We find the CDF from the PDF by integrating. For \(0 \leq x \leq 1\), we have \[ F(x) = \int_0^x f(y) \, \mathrm{d}y = \int_0^x y^2 \,\mathrm{d}y = \tfrac13 x^3. \] Then for \(1 < x \leq 2\), we have \[ F(x) = F(1) + \int_1^x f(y) \, \mathrm{d}y = \tfrac13 + \int_1^x \tfrac23 \,\mathrm{d}y = \tfrac13 + \tfrac23 x - \tfrac23 = \tfrac23 x - \tfrac13 . \]
For \(0 \leq U < \leq F(1) = \tfrac13\), we have \(U = \tfrac13 X^3\), so \(X = \sqrt[3]{3U}\). For \(F(1) = \tfrac13 < U \leq 1\), we have \(U = \tfrac23 X - \tfrac13\), so \(X = \tfrac32 U + \tfrac12\). So the inverse transform is \[ X = \begin{cases} \sqrt[3]{3U} & U \leq \frac13 \\ \tfrac32 U + \tfrac12 & U > \tfrac13 . \end{cases} \]
13.4 Box–Muller transform
While the inverse transform method is very powerful, we have mentioned that it doesn’t work easily for the normal distribution. One would need first a very good approximation to the inverse CDF, in order to be able to apply it.

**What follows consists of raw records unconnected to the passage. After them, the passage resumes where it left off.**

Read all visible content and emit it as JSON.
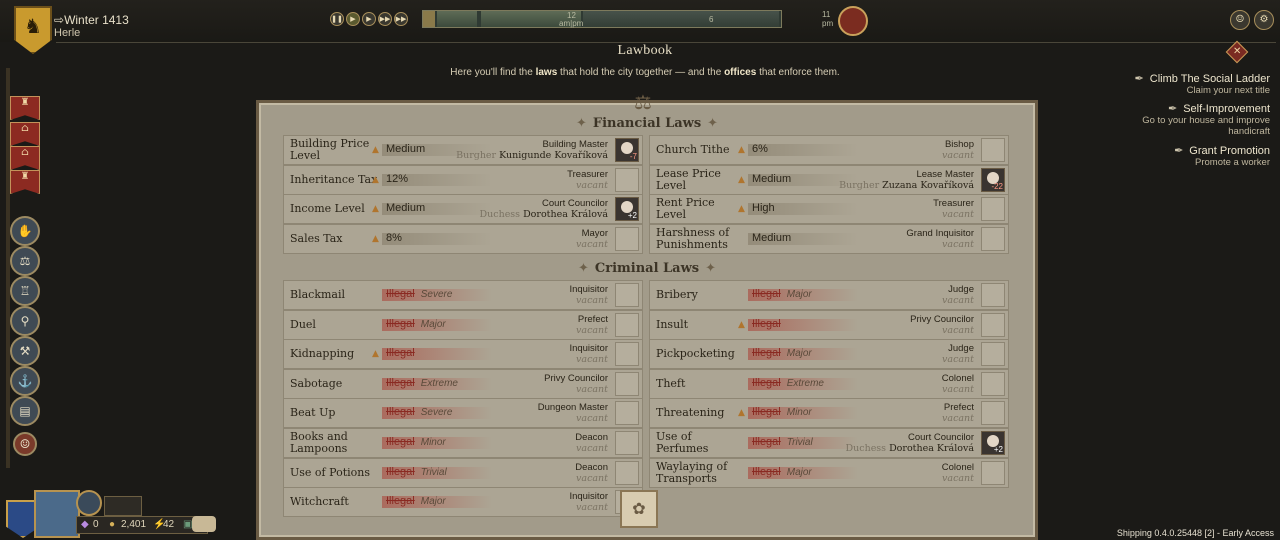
{
  "header": {
    "season": "Winter 1413",
    "city": "Herle",
    "timeline": {
      "label_12": "12",
      "label_ampm": "am|pm",
      "label_6": "6",
      "label_11": "11",
      "label_pm": "pm"
    }
  },
  "window": {
    "title": "Lawbook",
    "subtitle_pre": "Here you'll find the ",
    "subtitle_laws": "laws",
    "subtitle_mid": " that hold the city together — and the ",
    "subtitle_offices": "offices",
    "subtitle_post": " that enforce them."
  },
  "quests": [
    {
      "title": "Climb The Social Ladder",
      "desc": "Claim your next title"
    },
    {
      "title": "Self-Improvement",
      "desc": "Go to your house and improve handicraft"
    },
    {
      "title": "Grant Promotion",
      "desc": "Promote a worker"
    }
  ],
  "resources": {
    "a": "0",
    "b": "2,401",
    "c": "42"
  },
  "version": "Shipping 0.4.0.25448 [2] - Early Access",
  "sections": {
    "financial": "Financial Laws",
    "criminal": "Criminal Laws"
  },
  "financial_laws": [
    {
      "name": "Building Price Level",
      "level": "Medium",
      "warn": true,
      "office": "Building Master",
      "holder_rank": "Burgher",
      "holder": "Kunigunde Kovaříková",
      "badge": "-7"
    },
    {
      "name": "Church Tithe",
      "level": "6%",
      "warn": true,
      "office": "Bishop",
      "holder": "vacant"
    },
    {
      "name": "Inheritance Tax",
      "level": "12%",
      "warn": true,
      "office": "Treasurer",
      "holder": "vacant"
    },
    {
      "name": "Lease Price Level",
      "level": "Medium",
      "warn": true,
      "office": "Lease Master",
      "holder_rank": "Burgher",
      "holder": "Zuzana Kovaříková",
      "badge": "-22"
    },
    {
      "name": "Income Level",
      "level": "Medium",
      "warn": true,
      "office": "Court Councilor",
      "holder_rank": "Duchess",
      "holder": "Dorothea Králová",
      "badge": "+2"
    },
    {
      "name": "Rent Price Level",
      "level": "High",
      "warn": true,
      "office": "Treasurer",
      "holder": "vacant"
    },
    {
      "name": "Sales Tax",
      "level": "8%",
      "warn": true,
      "office": "Mayor",
      "holder": "vacant"
    },
    {
      "name": "Harshness of Punishments",
      "level": "Medium",
      "warn": false,
      "office": "Grand Inquisitor",
      "holder": "vacant"
    }
  ],
  "criminal_laws": [
    {
      "name": "Blackmail",
      "level": "Illegal",
      "severity": "Severe",
      "warn": false,
      "office": "Inquisitor",
      "holder": "vacant"
    },
    {
      "name": "Bribery",
      "level": "Illegal",
      "severity": "Major",
      "warn": false,
      "office": "Judge",
      "holder": "vacant"
    },
    {
      "name": "Duel",
      "level": "Illegal",
      "severity": "Major",
      "warn": false,
      "office": "Prefect",
      "holder": "vacant"
    },
    {
      "name": "Insult",
      "level": "Illegal",
      "severity": "",
      "warn": true,
      "office": "Privy Councilor",
      "holder": "vacant"
    },
    {
      "name": "Kidnapping",
      "level": "Illegal",
      "severity": "",
      "warn": true,
      "office": "Inquisitor",
      "holder": "vacant"
    },
    {
      "name": "Pickpocketing",
      "level": "Illegal",
      "severity": "Major",
      "warn": false,
      "office": "Judge",
      "holder": "vacant"
    },
    {
      "name": "Sabotage",
      "level": "Illegal",
      "severity": "Extreme",
      "warn": false,
      "office": "Privy Councilor",
      "holder": "vacant"
    },
    {
      "name": "Theft",
      "level": "Illegal",
      "severity": "Extreme",
      "warn": false,
      "office": "Colonel",
      "holder": "vacant"
    },
    {
      "name": "Beat Up",
      "level": "Illegal",
      "severity": "Severe",
      "warn": false,
      "office": "Dungeon Master",
      "holder": "vacant"
    },
    {
      "name": "Threatening",
      "level": "Illegal",
      "severity": "Minor",
      "warn": true,
      "office": "Prefect",
      "holder": "vacant"
    },
    {
      "name": "Books and Lampoons",
      "level": "Illegal",
      "severity": "Minor",
      "warn": false,
      "office": "Deacon",
      "holder": "vacant"
    },
    {
      "name": "Use of Perfumes",
      "level": "Illegal",
      "severity": "Trivial",
      "warn": false,
      "office": "Court Councilor",
      "holder_rank": "Duchess",
      "holder": "Dorothea Králová",
      "badge": "+2"
    },
    {
      "name": "Use of Potions",
      "level": "Illegal",
      "severity": "Trivial",
      "warn": false,
      "office": "Deacon",
      "holder": "vacant"
    },
    {
      "name": "Waylaying of Transports",
      "level": "Illegal",
      "severity": "Major",
      "warn": false,
      "office": "Colonel",
      "holder": "vacant"
    },
    {
      "name": "Witchcraft",
      "level": "Illegal",
      "severity": "Major",
      "warn": false,
      "office": "Inquisitor",
      "holder": "vacant"
    }
  ]
}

Instead, the Box–Muller transform (discovered by the statistician GEP Box and the computer scientist Marvin E Muller in 1958) is a clever way to easily transform a standard uniform into a normal distribution.
Actually, that’s not quite true. Rather than transforming one standard uniform \(U\) into one normal distribution \(X\), it instead transforms two independent standard uniforms \(U, V\) into two normal distributions \(X, Y\). (There is some profound mathematical sense in which the two-dimensional bivariate normal is somehow a more “deeply” important mathematical object than the one-dimensional univariate normal we are used to, but we don’t have time to get into that here.)
First, let’s note it suffices to produce a standard normal \(X \sim \operatorname{N}(0,1)\). Any other normal distribution \(W \sim \operatorname{N}(\mu, \sigma^2)\) can then be formed as \(W = \sigma X + \mu\).
The idea of the Box–Muller transform is based on converting the two standard normal distributions \((X, Y)\) from cartesian coordinates into polar coordinates \((R, \Theta)\). (Those of you who have know how to calculate the Gaussian integral will have seen this idea before.)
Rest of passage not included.